Y esto es lo que, horrorizado, leyó:
“Querría celebrar mi amor. Pero, gran Dios, ¿qué puedo decir de él? Si es sincero sobran las palabras o las hace inútiles; si no lo es, ¿ante quién y por quién fingir?
“Pero puedo, al menos preguntarme, en este papel, en el silencio de la noche, si es verdaderamente sincero. ¡Ah! ¡Cuestión vana entre todas! Todo sentimiento es sincero y ninguno lo es hasta el fondo; ninguno es, o tal vez no pueda ser, puro. Por lo demás, ¿a qué llevaría semejante indagación o cómo me dejaría la certeza de que mi corazón miente?
“¿Acaso pienso en la gloria? ¿Cuando, yo muerto, alguien juzgue que dispuse bien en blanca página negras palabras? ¡Ah! ¿Y cómo gozaría de lo que ahora no puedo gozar y no podré, insensibles despojos, gozar nunca?
“Negras palabras, y oscuras. En vano me esfuerzo en suscitar en ellas una luz; en vano intento penetrarlas y establecer en ellas una correspondencia con una realidad de cualquier orden; no responden sino a la nada. Bellos tiempos en que imaginaba una patria celestial revelada para ellas… A veces, en ciertos años, las buenas avellanas que vienen del monte están todas vacías a causa de una roncha secreta. Ávido muchacho, me encontraba con las manos llenas de cáscaras, nada más que de cáscaras… La misma suerte me preparo hoy si insisto.
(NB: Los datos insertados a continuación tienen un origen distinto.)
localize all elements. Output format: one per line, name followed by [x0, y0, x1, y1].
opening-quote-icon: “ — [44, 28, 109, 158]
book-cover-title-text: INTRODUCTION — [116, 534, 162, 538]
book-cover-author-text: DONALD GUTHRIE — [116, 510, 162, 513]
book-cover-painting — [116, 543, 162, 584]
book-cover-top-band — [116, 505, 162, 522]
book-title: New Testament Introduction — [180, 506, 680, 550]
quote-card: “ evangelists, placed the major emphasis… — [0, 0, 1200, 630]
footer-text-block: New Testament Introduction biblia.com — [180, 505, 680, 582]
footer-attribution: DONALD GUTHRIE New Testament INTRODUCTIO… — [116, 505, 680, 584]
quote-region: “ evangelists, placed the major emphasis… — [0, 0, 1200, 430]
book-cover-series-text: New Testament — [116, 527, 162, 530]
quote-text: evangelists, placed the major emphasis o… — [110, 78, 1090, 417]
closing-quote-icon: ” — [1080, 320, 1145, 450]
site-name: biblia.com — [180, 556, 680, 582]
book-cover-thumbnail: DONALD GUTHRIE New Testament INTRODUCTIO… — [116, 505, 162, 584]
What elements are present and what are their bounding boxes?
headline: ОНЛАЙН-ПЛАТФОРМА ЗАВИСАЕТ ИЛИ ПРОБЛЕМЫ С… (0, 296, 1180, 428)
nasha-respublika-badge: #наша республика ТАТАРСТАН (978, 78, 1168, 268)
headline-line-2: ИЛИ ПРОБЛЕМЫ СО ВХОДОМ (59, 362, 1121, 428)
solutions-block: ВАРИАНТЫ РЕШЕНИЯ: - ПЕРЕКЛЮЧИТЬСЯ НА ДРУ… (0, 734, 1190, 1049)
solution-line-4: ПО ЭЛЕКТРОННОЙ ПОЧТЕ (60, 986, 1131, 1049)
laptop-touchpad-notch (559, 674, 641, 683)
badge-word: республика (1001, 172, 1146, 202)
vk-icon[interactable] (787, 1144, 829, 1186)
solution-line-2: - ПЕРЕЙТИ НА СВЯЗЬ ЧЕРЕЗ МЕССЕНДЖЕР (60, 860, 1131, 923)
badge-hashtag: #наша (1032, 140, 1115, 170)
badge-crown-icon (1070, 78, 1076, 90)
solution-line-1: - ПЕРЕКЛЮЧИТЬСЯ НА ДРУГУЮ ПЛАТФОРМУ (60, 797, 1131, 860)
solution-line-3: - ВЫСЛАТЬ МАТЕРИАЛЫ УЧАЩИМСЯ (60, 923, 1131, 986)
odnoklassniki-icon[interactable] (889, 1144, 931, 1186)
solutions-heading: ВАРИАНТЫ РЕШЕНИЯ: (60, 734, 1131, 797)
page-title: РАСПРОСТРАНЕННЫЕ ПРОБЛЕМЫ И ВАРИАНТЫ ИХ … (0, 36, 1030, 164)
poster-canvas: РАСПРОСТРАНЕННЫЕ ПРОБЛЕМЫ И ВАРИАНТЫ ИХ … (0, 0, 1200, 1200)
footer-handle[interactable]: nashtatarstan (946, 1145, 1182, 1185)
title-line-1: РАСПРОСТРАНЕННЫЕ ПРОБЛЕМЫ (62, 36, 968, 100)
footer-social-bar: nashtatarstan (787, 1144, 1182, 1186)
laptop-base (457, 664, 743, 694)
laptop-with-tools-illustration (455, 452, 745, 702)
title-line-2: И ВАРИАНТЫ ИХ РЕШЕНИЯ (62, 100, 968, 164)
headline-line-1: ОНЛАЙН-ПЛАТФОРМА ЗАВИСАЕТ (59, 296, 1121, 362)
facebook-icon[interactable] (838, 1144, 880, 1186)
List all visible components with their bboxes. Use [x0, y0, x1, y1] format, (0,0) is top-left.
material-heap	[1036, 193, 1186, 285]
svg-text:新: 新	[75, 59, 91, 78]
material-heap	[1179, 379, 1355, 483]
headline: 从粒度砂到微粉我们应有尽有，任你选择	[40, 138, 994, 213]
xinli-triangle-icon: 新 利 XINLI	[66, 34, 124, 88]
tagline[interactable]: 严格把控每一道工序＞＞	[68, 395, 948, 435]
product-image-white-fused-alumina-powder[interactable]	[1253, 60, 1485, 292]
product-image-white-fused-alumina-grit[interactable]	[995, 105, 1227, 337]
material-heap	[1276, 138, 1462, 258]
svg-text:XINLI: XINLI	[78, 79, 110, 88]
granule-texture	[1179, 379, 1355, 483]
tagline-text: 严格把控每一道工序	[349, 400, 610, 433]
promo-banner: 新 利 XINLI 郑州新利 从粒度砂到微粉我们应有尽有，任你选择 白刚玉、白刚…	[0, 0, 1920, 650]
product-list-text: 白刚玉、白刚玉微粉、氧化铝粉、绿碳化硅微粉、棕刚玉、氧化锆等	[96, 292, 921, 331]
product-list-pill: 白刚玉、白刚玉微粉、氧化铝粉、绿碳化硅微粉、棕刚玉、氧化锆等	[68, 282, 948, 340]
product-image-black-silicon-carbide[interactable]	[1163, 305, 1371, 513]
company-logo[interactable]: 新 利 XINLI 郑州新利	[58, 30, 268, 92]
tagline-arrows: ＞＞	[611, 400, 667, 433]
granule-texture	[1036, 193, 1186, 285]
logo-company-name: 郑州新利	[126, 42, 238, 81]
“No es que yo sea un mal poeta; aunque fuera bueno el resultado final sería el mismo. En conclusión, con o sin el Violante, sólo me queda cambiar de oficio… No sé, mi padre me dejó algún dinero, la tienda de ultramarinos de la esquina está en venta… ¿Tendero yo? ¿No podría elegir un oficio un poquito más poético?… ¡Tonterías! Tengo que armarme de valor y actuar rápidamente o será demasiado tarde y seguiré toda la vida entreteniéndome con cáscaras vacías”.